Although four of the top six scorers from the Cyclones' unit that fell to Ohio State in the third round of last season's Big Dance graduated, the program will remain relevant thanks to Hoiberg, who signed a 10-year contract extension in April.

ISU has received significant contributions from transfers such as Chris Babb (Penn State), Korie Lucious (Michigan State), Will Clyburn (Utah) and Royce White (Minnesota) over the past two seasons. Hoiberg's recruiting class this season featured the four-star backcourt of Matt Thomas and Monte Morris along with four junior college prospects.

Additionally, DeAndre Kane (Marshall) and Abdel Nader (Northern Illinois) both decided to continue their careers at Iowa State after shining on mediocre teams last season.

Nader will have to sit out a season after being the heart and soul of NIU in 2012-13. He will hope to have the same success that former NIU guard Mike DiNunno found when he transferred to Eastern Kentucky and played a vital role in the Colonels' resurgence last season.

Kane was the leader of the Thundering Herd from the get-go as he earned the Conference USA Freshman of the Year award as a rookie.
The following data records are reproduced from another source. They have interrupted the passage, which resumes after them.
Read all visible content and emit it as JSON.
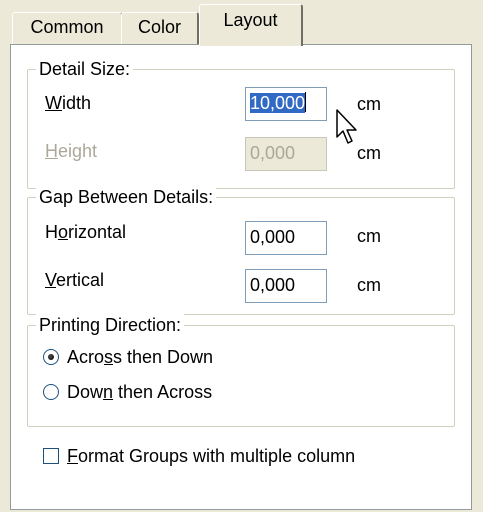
{
  "tabs": [
    {
      "label": "Common",
      "active": false
    },
    {
      "label": "Color",
      "active": false
    },
    {
      "label": "Layout",
      "active": true
    }
  ],
  "detail_size": {
    "legend": "Detail Size:",
    "width_label": "Width",
    "width_value": "10,000",
    "width_unit": "cm",
    "height_label": "Height",
    "height_value": "0,000",
    "height_unit": "cm"
  },
  "gap_between_details": {
    "legend": "Gap Between Details:",
    "horizontal_label": "Horizontal",
    "horizontal_value": "0,000",
    "horizontal_unit": "cm",
    "vertical_label": "Vertical",
    "vertical_value": "0,000",
    "vertical_unit": "cm"
  },
  "printing_direction": {
    "legend": "Printing Direction:",
    "options": [
      {
        "label": "Across then Down",
        "selected": true
      },
      {
        "label": "Down then Across",
        "selected": false
      }
    ]
  },
  "format_groups": {
    "label": "Format Groups with multiple column",
    "checked": false
  },
  "colors": {
    "selection": "#316ac5",
    "disabled_text": "#aca899",
    "dialog_bg": "#ece9d8"
  }
}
He then spearheaded Marshall's charge to the conference tournament championship game with a 40- point performance versus Tulsa in a triple-overtime semifinal (the Herd then ran out of gas against Memphis in the final).

After Kane's strong showing as a sophomore that resulted with a trip to the NIT, the Thundering Herd failed to lived up to expectations last season. Kane was forced to play point guard instead of his natural position after Kareem Canty was declared ineligible.
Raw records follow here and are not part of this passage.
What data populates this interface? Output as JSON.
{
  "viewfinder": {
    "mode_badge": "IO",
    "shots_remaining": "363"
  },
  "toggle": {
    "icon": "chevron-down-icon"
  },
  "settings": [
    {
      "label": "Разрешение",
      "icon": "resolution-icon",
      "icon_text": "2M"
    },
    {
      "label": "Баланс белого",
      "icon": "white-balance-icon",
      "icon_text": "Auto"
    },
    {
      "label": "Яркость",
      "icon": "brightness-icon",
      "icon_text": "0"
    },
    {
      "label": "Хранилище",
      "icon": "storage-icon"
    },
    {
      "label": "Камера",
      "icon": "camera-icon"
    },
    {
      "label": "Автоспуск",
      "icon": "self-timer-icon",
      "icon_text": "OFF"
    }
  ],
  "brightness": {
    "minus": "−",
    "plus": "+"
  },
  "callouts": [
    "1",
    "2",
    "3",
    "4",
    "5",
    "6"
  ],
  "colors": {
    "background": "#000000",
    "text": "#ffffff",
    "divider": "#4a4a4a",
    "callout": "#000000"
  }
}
Kane had a productive season with 15.1 points and 7.0 assists per game before he was dismissed by coach Tom Herrion. One man's trash could become another's treasure as Kane is eligible to play immediately with his well-balanced array of offensive skills.

"The up-tempo offense ISU runs played a major role in my decision," Kane said. "I like to get up and down the court. The style that Coach Hoiberg allows his team to play fits my game perfectly."
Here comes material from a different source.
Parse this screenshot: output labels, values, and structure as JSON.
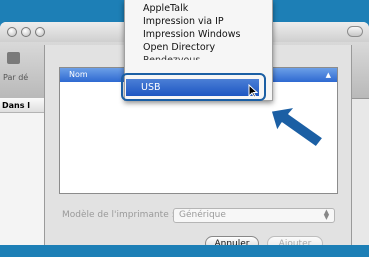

Hoiberg's exciting offensive style along with his familiarity to young players who remember him teaming with Kevin Garnett during the T-Wolves' run to the 2004 NBA Western Conference Finals make the up-and-coming coach an intriguing choice for prospects. The keen eye that he uses to evaluate prospective talent was only sharpened during his days as NBA executive.

The new additions to the roster will be bettered by the newest assistant coach to join the staff, Doc Saddler. The 52-year-old coach brings valuable experience to the staff, having served as the head coach at UTEP and Nebraska.

"I am excited to work at a program like Iowa State and for a coach like Fred Hoiberg, who has quickly become recognized as one of the best coaches in the nation," Sadler said. "Having coached in the Big 12, I know how important home- court advantage is, and Hilton Coliseum is one of the best."

The Cyclones will be looking to make it to the NCAA Tournament for the third year in a row, which would tie the school's previous streak of appearances. They will have to contend with the Andrew Wiggins-led Kansas Jayhawks along with Scott Drew's Baylor Bears as they seek their first Big 12 Conference championship since 2001.

Hoiberg's recent contract extension includes a buyout clause that would require him to pay one full year's salary to leave for another college job or one quarter of a year's pay to take a seat on an NBA bench.

It would be a shock to see The Mayor leave for another university, but it won't be long before some NBA general managers take notice of his successful campaign.